“It’s a downrange world, better get used to it.”
In this instance, several officers utilized lethal force in order to defend themselves, their fellow officers and bystanders in a vehicle stopped on the side of the freeway from the perceived imminent threat posed by the Subject. While engaging the Subject in order to stop his actions, the two bystanders inside the vehicle were in the foreground.
Any time an officer (or officers) utilizes lethal force, and the [Board Of Police Commissioners] learns that bystanders were in the foreground, the BOPC takes into consideration the totality of the circumstances, including their articulation of the threat and the psychological effects which occur during high stress situations. Here, there were several officers who not only knew the bystanders were in the foreground, but articulated firing in defense of them. For instance, one of the reasons that Officer E fired was due to the Subject approaching Witness A’s vehicle and there being two people observed inside.
Most people don’t often consider the possibility that innocent persons, perhaps family members, will be downrange during a criminal confrontation. I call this “The Myth of the Lone Gunman.” However, it is a fairly common occurrence. Why? Simply because your family members are with you much of the time. This month’s Armed Citizen column relates several such incidents.
The angle of attack chosen by a criminal predator is unlikely to have anything to do with where your family members are in relation to you at the time. What if a family member, and not you, is the victim of the assault? In that case, you are almost guaranteed to have a family member downrange.
Any armed confrontation is going to be a difficult situation. Throw in the stress of having a loved one or innocent bystander downrange and it’s going to get a lot worse.
Something that very few people consider is the human dynamics of a violent home invasion. In such an incident, it’s very common for the male of the house to become involved in a physical struggle with the invaders. The lady of the house then becomes the one having to do the shooting. Meghan Brown’s incident is a good example of how this often plays out.
In that kind of situation, having little or no marksmanship ability could become a problem. The ability to make a good decision about shooting will be essential to a positive outcome. When talking about Decisional Shooting, the discussion almost always revolves around the legal factors such as Ability, Opportunity, and Jeopardy. However, other key components, just as important, will be:
- “Do I have the marksmanship ability to pull this off?”
- “Is my weapon capable of doing this?”
- “Am I in a position to make this shot or do I need to re-position?”
- “What will be the effect of having my bullet perforate (go through both sides) of the target?”
- “Do I have the emotional wherewithal to do this with a loved one downrange?”
Using a shotgun, either long gun or pistol, can greatly complicate that question of weapon capability. There are ways of mitigating the risk with a shoulder fired shotgun but not eliminating it. Except for a contact shot, handheld shotguns, such as ‘The Judge,’ become almost useless when a non-threat is downrange.
The perforation issue has to be considered.

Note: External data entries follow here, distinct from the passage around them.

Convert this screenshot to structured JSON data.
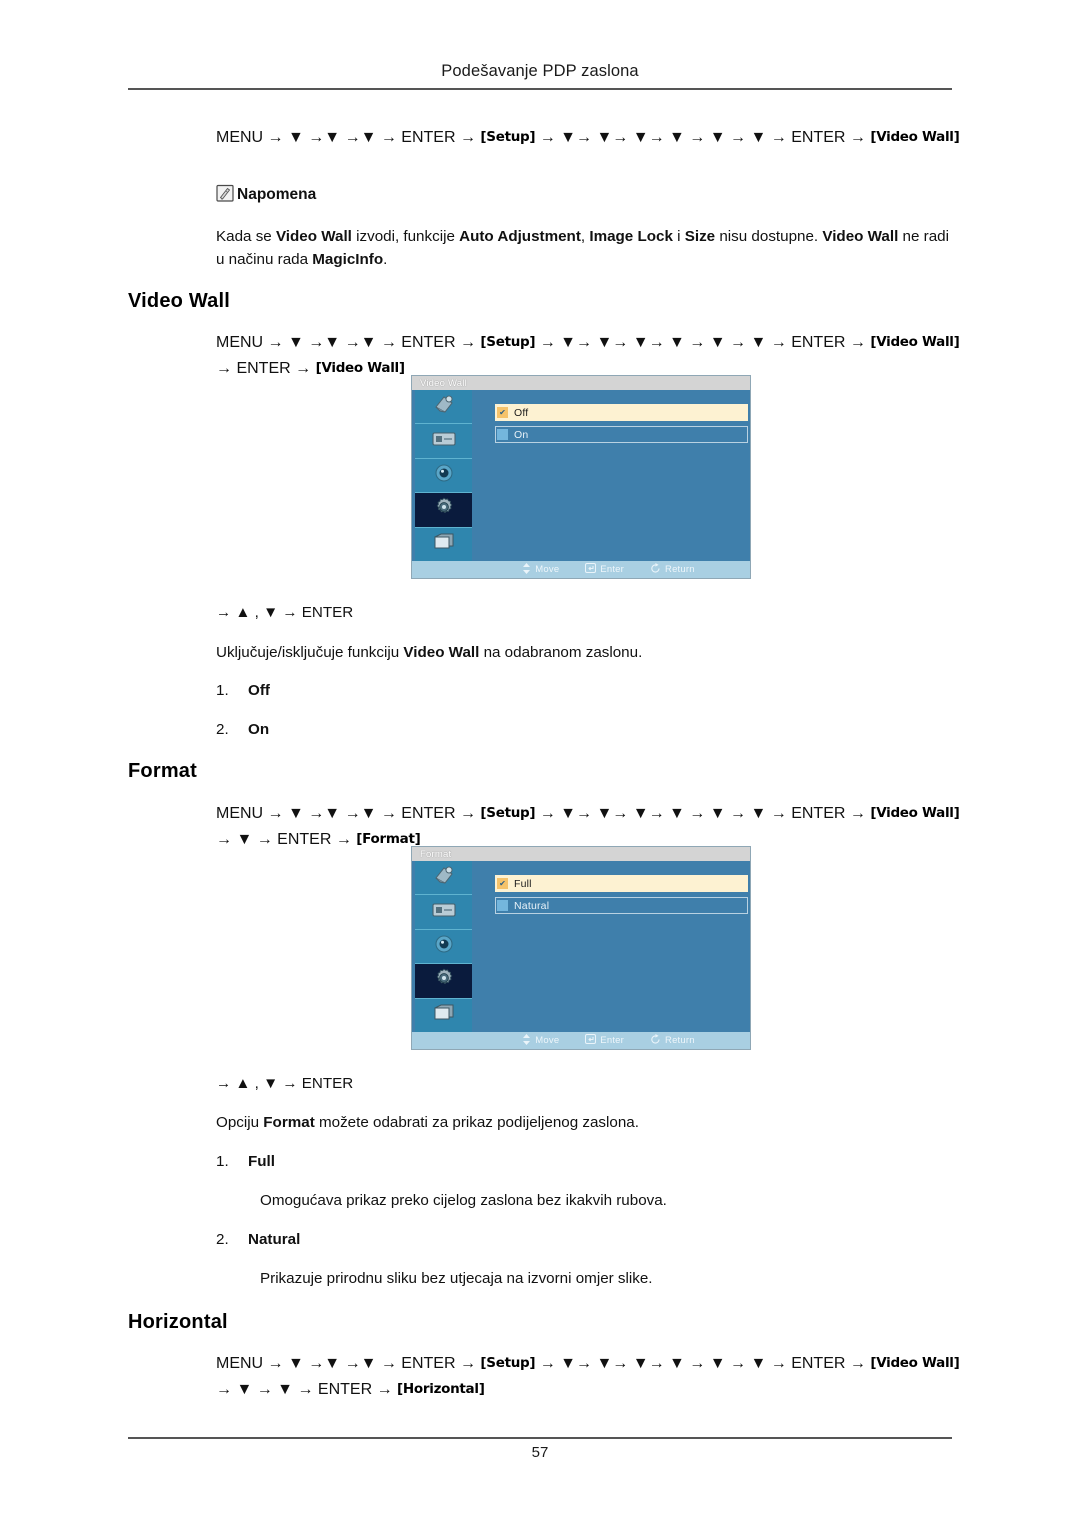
{
  "header": {
    "title": "Podešavanje PDP zaslona"
  },
  "footer": {
    "page_number": "57"
  },
  "intro": {
    "path_line1": "MENU → ▼ →▼ →▼ → ENTER →",
    "path_setup": "Setup",
    "path_line2": "→ ▼→ ▼→ ▼→ ▼ → ▼ → ▼ → ENTER →",
    "path_videowall": "Video Wall"
  },
  "note": {
    "icon": "note-pencil-icon",
    "title": "Napomena",
    "text_parts": {
      "p1": "Kada se ",
      "b1": "Video Wall",
      "p2": " izvodi, funkcije ",
      "b2": "Auto Adjustment",
      "p3": ", ",
      "b3": "Image Lock",
      "p4": " i ",
      "b4": "Size",
      "p5": " nisu dostupne. ",
      "b5": "Video Wall",
      "p6": " ne radi u načinu rada ",
      "b6": "MagicInfo",
      "p7": "."
    }
  },
  "sections": [
    {
      "id": "video-wall",
      "title": "Video Wall",
      "path": {
        "line1": "MENU → ▼ →▼ →▼ → ENTER →",
        "setup": "Setup",
        "mid": "→ ▼→ ▼→ ▼→ ▼ → ▼ → ▼ → ENTER →",
        "tag1": "Video Wall",
        "after1": "→ ENTER →",
        "tag2": "Video Wall"
      },
      "osd": {
        "title": "Video Wall",
        "options": [
          {
            "label": "Off",
            "selected": true
          },
          {
            "label": "On",
            "selected": false
          }
        ],
        "footer": [
          {
            "icon": "move-icon",
            "label": "Move"
          },
          {
            "icon": "enter-icon",
            "label": "Enter"
          },
          {
            "icon": "return-icon",
            "label": "Return"
          }
        ]
      },
      "nav_hint": "→ ▲ , ▼ → ENTER",
      "description": {
        "p1": "Uključuje/isključuje funkciju ",
        "b1": "Video Wall",
        "p2": " na odabranom zaslonu."
      },
      "items": [
        {
          "index": "1.",
          "name": "Off",
          "desc": ""
        },
        {
          "index": "2.",
          "name": "On",
          "desc": ""
        }
      ]
    },
    {
      "id": "format",
      "title": "Format",
      "path": {
        "line1": "MENU → ▼ →▼ →▼ → ENTER →",
        "setup": "Setup",
        "mid": "→ ▼→ ▼→ ▼→ ▼ → ▼ → ▼ → ENTER →",
        "tag1": "Video Wall",
        "after1": "→ ▼ → ENTER →",
        "tag2": "Format"
      },
      "osd": {
        "title": "Format",
        "options": [
          {
            "label": "Full",
            "selected": true
          },
          {
            "label": "Natural",
            "selected": false
          }
        ],
        "footer": [
          {
            "icon": "move-icon",
            "label": "Move"
          },
          {
            "icon": "enter-icon",
            "label": "Enter"
          },
          {
            "icon": "return-icon",
            "label": "Return"
          }
        ]
      },
      "nav_hint": "→ ▲ , ▼ → ENTER",
      "description": {
        "p1": "Opciju ",
        "b1": "Format",
        "p2": " možete odabrati za prikaz podijeljenog zaslona."
      },
      "items": [
        {
          "index": "1.",
          "name": "Full",
          "desc": "Omogućava prikaz preko cijelog zaslona bez ikakvih rubova."
        },
        {
          "index": "2.",
          "name": "Natural",
          "desc": "Prikazuje prirodnu sliku bez utjecaja na izvorni omjer slike."
        }
      ]
    },
    {
      "id": "horizontal",
      "title": "Horizontal",
      "path": {
        "line1": "MENU → ▼ →▼ →▼ → ENTER →",
        "setup": "Setup",
        "mid": "→ ▼→ ▼→ ▼→ ▼ → ▼ → ▼ → ENTER →",
        "tag1": "Video Wall",
        "after1": "→ ▼ → ▼ → ENTER →",
        "tag2": "Horizontal"
      }
    }
  ],
  "colors": {
    "osd_background": "#3f7fab",
    "osd_sidebar": "#2f86ae",
    "osd_sidebar_selected": "#0a1b3d",
    "osd_titlebar": "#d4d4d4",
    "osd_footer": "#a9cfe2",
    "selected_row": "#fdf2d2",
    "checkbox_selected": "#f5c36b",
    "checkbox_unselected": "#74b6dd",
    "rule": "#555555"
  }
}
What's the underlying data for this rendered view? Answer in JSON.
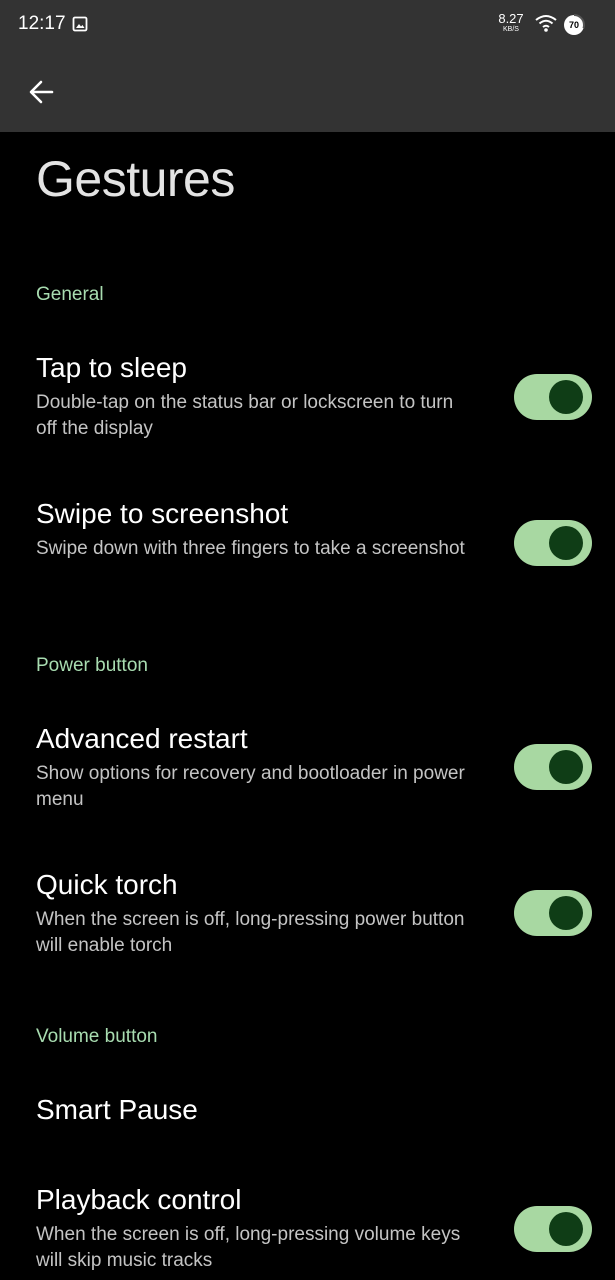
{
  "status_bar": {
    "time": "12:17",
    "net_speed_value": "8.27",
    "net_speed_unit": "KB/S",
    "battery_level": "70",
    "icons": [
      "image-notification-icon",
      "wifi-icon",
      "battery-icon"
    ]
  },
  "app_bar": {
    "back_icon": "arrow-back-icon"
  },
  "page": {
    "title": "Gestures"
  },
  "sections": {
    "general": "General",
    "power": "Power button",
    "volume": "Volume button"
  },
  "settings": {
    "tap_to_sleep": {
      "title": "Tap to sleep",
      "summary": "Double-tap on the status bar or lockscreen to turn off the display",
      "enabled": true
    },
    "swipe_screenshot": {
      "title": "Swipe to screenshot",
      "summary": "Swipe down with three fingers to take a screenshot",
      "enabled": true
    },
    "advanced_restart": {
      "title": "Advanced restart",
      "summary": "Show options for recovery and bootloader in power menu",
      "enabled": true
    },
    "quick_torch": {
      "title": "Quick torch",
      "summary": "When the screen is off, long-pressing power button will enable torch",
      "enabled": true
    },
    "smart_pause": {
      "title": "Smart Pause"
    },
    "playback_control": {
      "title": "Playback control",
      "summary": "When the screen is off, long-pressing volume keys will skip music tracks",
      "enabled": true
    }
  },
  "colors": {
    "status_bar_bg": "#333333",
    "background": "#000000",
    "accent": "#a8dcb0",
    "toggle_track_on": "#a8d8a2",
    "toggle_thumb_on": "#0f3d16"
  }
}
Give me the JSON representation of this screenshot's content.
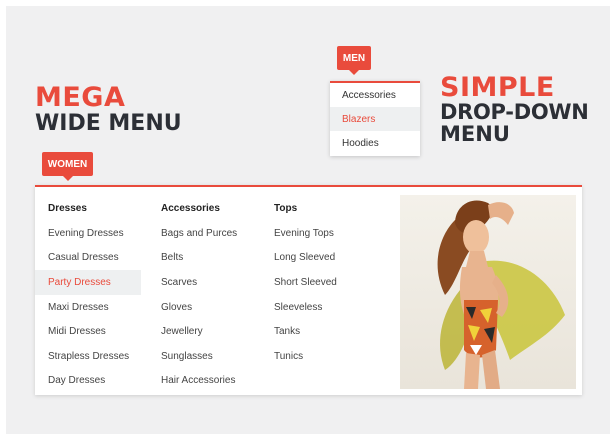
{
  "headings": {
    "mega_line1": "MEGA",
    "mega_line2": "WIDE MENU",
    "simple_line1": "SIMPLE",
    "simple_line2": "DROP-DOWN",
    "simple_line3": "MENU"
  },
  "men_tab": {
    "label": "MEN",
    "items": [
      "Accessories",
      "Blazers",
      "Hoodies"
    ],
    "active_item": "Blazers"
  },
  "women_tab": {
    "label": "WOMEN"
  },
  "mega_menu": {
    "columns": [
      {
        "title": "Dresses",
        "items": [
          "Evening Dresses",
          "Casual Dresses",
          "Party Dresses",
          "Maxi Dresses",
          "Midi Dresses",
          "Strapless Dresses",
          "Day Dresses"
        ]
      },
      {
        "title": "Accessories",
        "items": [
          "Bags and Purces",
          "Belts",
          "Scarves",
          "Gloves",
          "Jewellery",
          "Sunglasses",
          "Hair Accessories"
        ]
      },
      {
        "title": "Tops",
        "items": [
          "Evening Tops",
          "Long Sleeved",
          "Short Sleeved",
          "Sleeveless",
          "Tanks",
          "Tunics"
        ]
      }
    ],
    "active_item": "Party Dresses",
    "image": "fashion-model-photo"
  },
  "colors": {
    "accent": "#e94b3c",
    "dark_text": "#2c2f36",
    "background": "#f0f0f1",
    "highlight_row": "#eef0f1"
  }
}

In at least one case in Texas, a woman killed her husband, while trying to save him, because of perforation and poor marksmanship. That’s not the outcome she was looking for, I’m sure.
Having the emotional wherewithal is not something that can be taken for granted. I know of students who demonstrated they were perfectly capable of performing the task at the range. When a picture of a friendly face was put on the hostage, they refused to shoot. That’s an issue.
I have watched over 100 iterations of a Force on Force scenario where the defender was deliberately presented with a clear shot on a hostage taker at a range of 10 feet. The hostage was adjacent, at arm’s length, not in front of the attacker. The number of students who chose to take the shot without closing to contact distance could be counted on the fingers of one hand. As Ken Hackathorn says: “You are unlikely to do anything under stress that you are not subconsciously sure you can do well.”
It would probably be wise to practice the obstructed downrange shot regularly. I devised a drill specifically for this.
Even at an indoor range, there are usually hostage targets available. The way to use them is to practice taking one shot at a time, though. Do it for a full magazine, starting each single shot from a ready position. Keep the range short, less than 4 yards, that’s the decision point in terms of proxemics.
Don’t wait to take your practice until the real thing happens. On the Job Training isn’t a ‘best practice’ for this scenario.